My question is, since the deliveryman job has absolutely nothing to do with the story, why not ditch it? Just make him a telemarketer. That's the name of the movie anyway. By calling a movie “The Telemarketer” and starting off with your hero as a deliveryman, you’ve already confused your audience. In the very first scene! That's a big problem with the writing here. It just seems to go wherever it wants in order to make the story work for the writer.

In addition to these problems, we just have these really weird scenes that appear out of nowhere. For instance, in addition to being a telemarketer and a deliveryman, it turns out that James also used to be a mercenary. So right in the middle of the script, for no discernible reason, we jump back to James during his mercenary days taking down Somali pirates. To the writer, this may all seem completely logical. “Of course he’s a mercenary. That’s my hero’s backstory!”

But to a reader, it’s utter confusion. We’re adding on to a character who already feels schizophrenic the title of mercenary??? How can an audience take that seriously? It would be like in Silence Of The Lambs if, 60 minutes in, Jodie Foster participated in a local disco competition, won, then went right back to hunting Buffalo Bill. You can't just do whatever you want in a story. It has to make sense, it has to feel natural, it has to fit within the theme. If it doesn't, it just feels random.

Another scene that came out of nowhere was James driving his delivery truck and getting stopped by some detectives, but it turns out those detectives were fake and actually robbers! Who rob him! The scene is just some random isolated incident that has NOTHING to do with the plot at all! These moments kept coming in The Telemarketer. Which was a big part of what made the read so frustrating.

The thing is, Jai really does have some talent. And despite his insane bravado, he actually seems like a nice guy. I don’t think he’s going to be telling everybody here (along with myself) that we’re all worthless and don’t know what we’re talking about and he does, a la Trajent Future. But he needs to back up and study storytelling a little more. Storytelling isn't about throwing a bunch of shit on the page you think is cool. It's about slowly building up a story where all the pieces fit together in a natural way. There are very few pieces in The Telemarketer that fit together and that's why, despite the talent, the story doesn't work.

What did you guys think? Is this better than The Disciple Program, as Jai claims? Or is my review completely off?

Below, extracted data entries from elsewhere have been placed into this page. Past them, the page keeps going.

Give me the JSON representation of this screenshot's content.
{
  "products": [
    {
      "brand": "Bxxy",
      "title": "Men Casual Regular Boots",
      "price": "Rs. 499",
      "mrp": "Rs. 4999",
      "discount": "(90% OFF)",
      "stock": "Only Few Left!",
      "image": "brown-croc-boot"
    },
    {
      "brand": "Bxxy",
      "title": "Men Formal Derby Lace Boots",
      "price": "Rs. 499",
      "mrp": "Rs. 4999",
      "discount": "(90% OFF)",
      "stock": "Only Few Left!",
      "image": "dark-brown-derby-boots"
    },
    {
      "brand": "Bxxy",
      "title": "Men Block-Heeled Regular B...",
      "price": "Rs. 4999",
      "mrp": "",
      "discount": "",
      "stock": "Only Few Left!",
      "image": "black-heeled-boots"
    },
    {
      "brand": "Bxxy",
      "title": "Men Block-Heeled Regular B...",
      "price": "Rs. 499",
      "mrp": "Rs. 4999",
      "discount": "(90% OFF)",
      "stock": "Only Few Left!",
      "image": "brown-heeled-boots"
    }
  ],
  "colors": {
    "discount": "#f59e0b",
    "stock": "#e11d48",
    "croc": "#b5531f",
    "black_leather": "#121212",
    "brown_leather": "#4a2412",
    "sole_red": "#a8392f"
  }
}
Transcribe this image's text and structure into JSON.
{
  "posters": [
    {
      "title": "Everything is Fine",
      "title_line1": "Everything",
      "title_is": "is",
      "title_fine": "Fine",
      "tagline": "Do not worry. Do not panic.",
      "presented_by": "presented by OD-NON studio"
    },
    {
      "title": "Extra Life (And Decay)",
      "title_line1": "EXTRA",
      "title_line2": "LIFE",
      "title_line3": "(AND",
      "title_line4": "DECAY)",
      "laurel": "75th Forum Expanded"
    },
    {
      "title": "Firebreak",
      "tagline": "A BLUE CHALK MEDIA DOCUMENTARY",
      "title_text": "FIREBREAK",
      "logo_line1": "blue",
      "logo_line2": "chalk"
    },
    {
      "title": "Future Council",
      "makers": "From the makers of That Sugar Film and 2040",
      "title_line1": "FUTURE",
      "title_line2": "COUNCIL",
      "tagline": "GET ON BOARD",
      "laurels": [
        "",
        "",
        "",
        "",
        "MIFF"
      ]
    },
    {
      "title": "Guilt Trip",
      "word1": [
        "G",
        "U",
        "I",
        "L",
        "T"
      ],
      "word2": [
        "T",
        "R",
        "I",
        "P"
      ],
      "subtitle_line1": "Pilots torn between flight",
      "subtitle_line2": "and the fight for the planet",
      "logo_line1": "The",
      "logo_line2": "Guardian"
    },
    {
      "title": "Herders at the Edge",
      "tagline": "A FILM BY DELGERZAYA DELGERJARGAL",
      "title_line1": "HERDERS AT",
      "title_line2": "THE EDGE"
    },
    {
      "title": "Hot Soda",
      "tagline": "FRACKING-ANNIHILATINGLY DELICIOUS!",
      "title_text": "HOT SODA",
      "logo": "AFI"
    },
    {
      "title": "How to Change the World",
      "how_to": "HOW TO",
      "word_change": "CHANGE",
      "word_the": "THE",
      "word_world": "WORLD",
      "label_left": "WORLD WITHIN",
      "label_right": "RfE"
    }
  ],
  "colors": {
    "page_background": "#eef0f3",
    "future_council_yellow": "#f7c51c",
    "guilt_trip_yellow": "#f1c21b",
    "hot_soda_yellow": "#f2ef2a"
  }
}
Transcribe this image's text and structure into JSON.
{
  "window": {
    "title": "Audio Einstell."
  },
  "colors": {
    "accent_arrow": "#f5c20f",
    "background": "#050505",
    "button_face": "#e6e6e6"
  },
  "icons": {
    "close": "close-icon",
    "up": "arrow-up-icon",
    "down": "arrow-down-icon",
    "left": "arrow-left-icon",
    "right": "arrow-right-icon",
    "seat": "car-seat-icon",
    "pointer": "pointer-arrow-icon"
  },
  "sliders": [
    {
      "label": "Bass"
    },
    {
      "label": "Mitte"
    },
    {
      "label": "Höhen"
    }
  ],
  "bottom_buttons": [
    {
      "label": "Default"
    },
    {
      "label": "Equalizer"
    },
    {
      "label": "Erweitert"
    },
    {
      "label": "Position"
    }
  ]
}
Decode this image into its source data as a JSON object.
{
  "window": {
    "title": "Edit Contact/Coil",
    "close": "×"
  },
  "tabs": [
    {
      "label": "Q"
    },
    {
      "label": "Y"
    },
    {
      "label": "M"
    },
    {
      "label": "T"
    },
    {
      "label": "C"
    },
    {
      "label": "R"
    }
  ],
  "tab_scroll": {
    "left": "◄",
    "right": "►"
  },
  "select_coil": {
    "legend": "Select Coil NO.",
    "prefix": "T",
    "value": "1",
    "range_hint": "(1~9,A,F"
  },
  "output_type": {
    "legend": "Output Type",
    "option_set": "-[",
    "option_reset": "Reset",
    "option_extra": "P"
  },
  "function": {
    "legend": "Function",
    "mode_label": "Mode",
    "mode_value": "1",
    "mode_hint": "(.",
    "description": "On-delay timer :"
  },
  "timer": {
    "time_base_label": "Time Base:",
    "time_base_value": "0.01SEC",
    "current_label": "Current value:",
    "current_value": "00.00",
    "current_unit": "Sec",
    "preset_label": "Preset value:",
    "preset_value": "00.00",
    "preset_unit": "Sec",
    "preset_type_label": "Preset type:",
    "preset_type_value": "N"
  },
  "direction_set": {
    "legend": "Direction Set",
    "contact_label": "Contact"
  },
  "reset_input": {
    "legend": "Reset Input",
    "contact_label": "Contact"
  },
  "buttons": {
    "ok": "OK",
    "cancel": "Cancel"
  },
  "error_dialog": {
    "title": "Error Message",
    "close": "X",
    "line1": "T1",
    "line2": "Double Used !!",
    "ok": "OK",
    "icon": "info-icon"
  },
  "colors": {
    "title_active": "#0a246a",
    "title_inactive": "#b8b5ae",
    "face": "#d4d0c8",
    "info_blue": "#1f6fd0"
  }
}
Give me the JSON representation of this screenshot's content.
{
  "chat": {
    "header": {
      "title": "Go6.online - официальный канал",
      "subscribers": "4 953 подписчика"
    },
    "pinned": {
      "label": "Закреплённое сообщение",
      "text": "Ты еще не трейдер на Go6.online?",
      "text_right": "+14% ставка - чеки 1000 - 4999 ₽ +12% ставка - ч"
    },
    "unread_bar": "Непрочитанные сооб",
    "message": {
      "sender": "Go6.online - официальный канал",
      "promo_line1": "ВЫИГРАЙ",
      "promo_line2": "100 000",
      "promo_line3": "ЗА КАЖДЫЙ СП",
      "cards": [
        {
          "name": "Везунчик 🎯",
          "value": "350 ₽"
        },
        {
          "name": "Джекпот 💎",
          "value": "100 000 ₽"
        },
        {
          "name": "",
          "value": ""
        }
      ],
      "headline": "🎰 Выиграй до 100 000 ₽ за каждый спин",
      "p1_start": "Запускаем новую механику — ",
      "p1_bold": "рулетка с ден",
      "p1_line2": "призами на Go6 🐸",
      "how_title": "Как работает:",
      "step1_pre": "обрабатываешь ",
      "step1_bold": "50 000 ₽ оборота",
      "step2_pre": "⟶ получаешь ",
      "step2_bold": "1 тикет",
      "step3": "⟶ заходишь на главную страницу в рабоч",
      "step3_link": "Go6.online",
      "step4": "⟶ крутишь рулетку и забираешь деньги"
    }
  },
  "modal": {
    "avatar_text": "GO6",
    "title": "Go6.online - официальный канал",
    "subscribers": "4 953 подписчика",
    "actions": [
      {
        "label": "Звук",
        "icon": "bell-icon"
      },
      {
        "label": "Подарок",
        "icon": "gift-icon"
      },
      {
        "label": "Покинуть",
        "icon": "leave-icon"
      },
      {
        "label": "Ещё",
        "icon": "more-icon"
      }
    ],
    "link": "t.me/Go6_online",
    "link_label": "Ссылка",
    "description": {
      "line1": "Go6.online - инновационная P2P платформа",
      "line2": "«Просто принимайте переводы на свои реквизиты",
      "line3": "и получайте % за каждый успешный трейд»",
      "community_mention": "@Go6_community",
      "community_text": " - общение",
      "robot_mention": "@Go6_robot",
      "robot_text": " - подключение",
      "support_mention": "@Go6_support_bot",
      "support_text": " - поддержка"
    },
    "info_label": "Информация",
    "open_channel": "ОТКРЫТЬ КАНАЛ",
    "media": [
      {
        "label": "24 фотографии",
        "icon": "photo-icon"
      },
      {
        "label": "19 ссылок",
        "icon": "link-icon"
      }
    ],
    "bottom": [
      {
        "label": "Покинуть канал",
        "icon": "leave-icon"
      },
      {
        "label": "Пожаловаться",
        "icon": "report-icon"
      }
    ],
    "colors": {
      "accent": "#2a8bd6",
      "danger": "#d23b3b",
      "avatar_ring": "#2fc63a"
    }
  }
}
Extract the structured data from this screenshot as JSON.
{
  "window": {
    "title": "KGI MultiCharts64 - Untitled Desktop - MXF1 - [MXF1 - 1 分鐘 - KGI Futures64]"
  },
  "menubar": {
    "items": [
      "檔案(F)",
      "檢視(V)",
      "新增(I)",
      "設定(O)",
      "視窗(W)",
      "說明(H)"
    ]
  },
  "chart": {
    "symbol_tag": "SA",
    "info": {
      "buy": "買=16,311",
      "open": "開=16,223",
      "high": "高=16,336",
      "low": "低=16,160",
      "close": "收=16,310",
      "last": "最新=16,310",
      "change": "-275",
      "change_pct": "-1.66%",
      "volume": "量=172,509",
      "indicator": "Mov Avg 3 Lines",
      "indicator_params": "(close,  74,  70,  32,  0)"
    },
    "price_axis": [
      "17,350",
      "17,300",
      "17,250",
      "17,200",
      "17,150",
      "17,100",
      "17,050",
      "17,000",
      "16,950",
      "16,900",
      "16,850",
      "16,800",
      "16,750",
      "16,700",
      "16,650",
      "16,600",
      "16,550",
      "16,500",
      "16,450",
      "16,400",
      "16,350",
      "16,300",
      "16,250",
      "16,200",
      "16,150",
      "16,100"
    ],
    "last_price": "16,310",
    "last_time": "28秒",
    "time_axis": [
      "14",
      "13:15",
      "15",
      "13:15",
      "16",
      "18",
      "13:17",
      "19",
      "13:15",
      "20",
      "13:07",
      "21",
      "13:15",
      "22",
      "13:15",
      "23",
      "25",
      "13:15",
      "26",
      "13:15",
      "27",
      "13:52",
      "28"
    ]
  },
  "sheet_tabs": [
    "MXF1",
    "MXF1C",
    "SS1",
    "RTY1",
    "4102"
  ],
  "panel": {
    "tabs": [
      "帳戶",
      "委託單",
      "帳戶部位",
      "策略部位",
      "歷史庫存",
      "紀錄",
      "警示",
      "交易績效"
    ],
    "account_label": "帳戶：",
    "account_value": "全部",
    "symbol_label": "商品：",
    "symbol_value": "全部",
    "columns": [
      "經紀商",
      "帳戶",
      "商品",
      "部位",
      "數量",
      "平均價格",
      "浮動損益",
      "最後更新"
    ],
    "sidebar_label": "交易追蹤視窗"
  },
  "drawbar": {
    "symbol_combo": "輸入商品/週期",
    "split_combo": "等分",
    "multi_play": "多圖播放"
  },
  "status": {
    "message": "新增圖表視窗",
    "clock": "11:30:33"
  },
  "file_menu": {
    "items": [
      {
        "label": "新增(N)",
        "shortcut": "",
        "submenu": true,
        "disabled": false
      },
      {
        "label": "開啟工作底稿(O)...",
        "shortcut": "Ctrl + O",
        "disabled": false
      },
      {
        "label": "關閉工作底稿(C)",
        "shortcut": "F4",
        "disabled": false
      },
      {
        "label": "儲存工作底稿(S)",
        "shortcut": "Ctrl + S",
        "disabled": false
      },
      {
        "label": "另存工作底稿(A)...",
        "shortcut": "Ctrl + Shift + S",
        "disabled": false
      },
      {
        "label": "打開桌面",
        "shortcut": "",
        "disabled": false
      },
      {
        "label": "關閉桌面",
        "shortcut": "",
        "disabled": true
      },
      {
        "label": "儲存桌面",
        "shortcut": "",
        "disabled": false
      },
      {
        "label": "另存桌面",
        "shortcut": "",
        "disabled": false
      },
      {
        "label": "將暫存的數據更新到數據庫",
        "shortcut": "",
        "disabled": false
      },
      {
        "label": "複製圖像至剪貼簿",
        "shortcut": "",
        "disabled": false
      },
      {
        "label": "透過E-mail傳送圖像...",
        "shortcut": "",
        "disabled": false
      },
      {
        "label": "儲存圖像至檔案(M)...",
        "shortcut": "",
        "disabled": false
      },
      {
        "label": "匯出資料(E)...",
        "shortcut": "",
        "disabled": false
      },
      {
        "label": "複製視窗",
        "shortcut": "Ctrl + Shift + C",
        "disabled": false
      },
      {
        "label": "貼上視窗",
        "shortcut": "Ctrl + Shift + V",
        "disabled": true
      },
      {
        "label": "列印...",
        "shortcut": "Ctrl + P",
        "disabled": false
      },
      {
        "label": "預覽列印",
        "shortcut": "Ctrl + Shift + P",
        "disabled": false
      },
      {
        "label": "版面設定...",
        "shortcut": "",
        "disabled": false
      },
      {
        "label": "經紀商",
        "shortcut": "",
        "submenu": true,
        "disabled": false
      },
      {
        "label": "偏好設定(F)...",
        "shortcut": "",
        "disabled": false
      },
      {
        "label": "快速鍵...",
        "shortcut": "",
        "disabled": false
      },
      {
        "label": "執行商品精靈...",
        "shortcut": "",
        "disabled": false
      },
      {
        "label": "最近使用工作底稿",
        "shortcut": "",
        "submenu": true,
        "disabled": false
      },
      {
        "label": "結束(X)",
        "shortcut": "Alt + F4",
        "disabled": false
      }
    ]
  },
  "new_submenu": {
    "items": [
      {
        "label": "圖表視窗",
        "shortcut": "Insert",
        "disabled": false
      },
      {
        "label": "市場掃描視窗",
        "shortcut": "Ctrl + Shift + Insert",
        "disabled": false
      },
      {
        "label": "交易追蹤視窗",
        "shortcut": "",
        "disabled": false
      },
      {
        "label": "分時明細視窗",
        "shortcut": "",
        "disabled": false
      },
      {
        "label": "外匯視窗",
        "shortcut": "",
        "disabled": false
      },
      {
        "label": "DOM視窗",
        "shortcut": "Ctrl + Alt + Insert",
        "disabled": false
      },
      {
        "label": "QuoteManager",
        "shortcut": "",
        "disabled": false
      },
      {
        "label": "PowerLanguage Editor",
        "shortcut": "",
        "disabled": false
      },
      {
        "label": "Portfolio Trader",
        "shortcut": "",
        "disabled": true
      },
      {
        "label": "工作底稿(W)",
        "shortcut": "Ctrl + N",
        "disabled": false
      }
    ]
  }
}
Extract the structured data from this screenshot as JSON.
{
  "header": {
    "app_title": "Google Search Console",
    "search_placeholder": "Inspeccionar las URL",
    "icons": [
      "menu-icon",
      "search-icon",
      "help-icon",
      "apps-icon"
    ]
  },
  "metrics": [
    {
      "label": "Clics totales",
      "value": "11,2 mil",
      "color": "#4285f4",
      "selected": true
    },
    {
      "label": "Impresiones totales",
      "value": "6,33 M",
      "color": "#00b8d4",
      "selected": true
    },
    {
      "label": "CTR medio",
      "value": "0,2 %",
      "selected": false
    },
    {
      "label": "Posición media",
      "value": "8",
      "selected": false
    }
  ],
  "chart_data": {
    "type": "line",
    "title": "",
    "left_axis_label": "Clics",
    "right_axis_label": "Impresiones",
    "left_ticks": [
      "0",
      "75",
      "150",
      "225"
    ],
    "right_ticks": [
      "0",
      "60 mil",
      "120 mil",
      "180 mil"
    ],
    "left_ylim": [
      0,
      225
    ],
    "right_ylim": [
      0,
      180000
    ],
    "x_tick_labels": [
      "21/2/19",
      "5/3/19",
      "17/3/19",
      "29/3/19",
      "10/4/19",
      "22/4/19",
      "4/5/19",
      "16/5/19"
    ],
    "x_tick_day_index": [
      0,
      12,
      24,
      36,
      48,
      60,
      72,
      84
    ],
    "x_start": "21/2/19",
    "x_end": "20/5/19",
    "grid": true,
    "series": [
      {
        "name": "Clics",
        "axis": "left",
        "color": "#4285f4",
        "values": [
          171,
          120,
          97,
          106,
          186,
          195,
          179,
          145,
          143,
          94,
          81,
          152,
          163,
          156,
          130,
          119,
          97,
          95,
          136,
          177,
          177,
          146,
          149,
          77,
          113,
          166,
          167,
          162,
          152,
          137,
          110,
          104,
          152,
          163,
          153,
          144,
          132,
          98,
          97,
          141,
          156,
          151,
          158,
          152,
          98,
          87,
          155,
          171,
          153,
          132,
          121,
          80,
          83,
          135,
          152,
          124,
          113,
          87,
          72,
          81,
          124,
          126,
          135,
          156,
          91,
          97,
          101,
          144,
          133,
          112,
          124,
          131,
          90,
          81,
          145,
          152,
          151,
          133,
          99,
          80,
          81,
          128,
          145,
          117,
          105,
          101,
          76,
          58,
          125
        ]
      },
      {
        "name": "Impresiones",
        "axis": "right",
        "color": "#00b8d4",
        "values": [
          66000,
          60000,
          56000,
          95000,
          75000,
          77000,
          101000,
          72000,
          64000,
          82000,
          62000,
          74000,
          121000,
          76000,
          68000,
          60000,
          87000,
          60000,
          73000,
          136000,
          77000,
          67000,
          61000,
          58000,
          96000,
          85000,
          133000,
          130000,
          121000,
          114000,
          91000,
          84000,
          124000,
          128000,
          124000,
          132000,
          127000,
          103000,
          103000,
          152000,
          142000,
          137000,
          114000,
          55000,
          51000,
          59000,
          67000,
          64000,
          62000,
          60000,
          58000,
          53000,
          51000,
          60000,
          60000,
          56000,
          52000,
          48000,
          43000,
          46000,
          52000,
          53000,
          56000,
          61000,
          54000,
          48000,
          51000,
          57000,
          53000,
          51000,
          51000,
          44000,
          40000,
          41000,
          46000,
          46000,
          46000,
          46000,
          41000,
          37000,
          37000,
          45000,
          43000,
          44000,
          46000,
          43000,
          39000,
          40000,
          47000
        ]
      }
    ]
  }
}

Script Link: The Telemarketer

[ ] Wait for the rewrite
[x] wasn’t for me
[ ] worth the read
[ ] impressive
[ ] genius

What I learned: Be elegant in your plot construction. The more you strain, the more we’ll notice. In other words, never push an improbable or illogical plot point onto your story just because you *really need* something to happen. Here, Jai wanted these detectives to pull his hero, James, into the story. So he created this deliveryman job, which allowed his hero to murder these men, so that the detectives could question him. Keep in mind this job has NOTHING TO DO with the rest of the story. Never once is delivering something ever broached again. So it obviously feels false. You easily could’ve achieved this plot point without adding another job. Why can’t James be the woman’s neighbor? He’s about to go to work and sees something suspicious going on? Or maybe part of the telemarketing gig is delivering flyers about the service. You must be elegant in the way you weave things into your story or you’re going to pull your reader out of that story.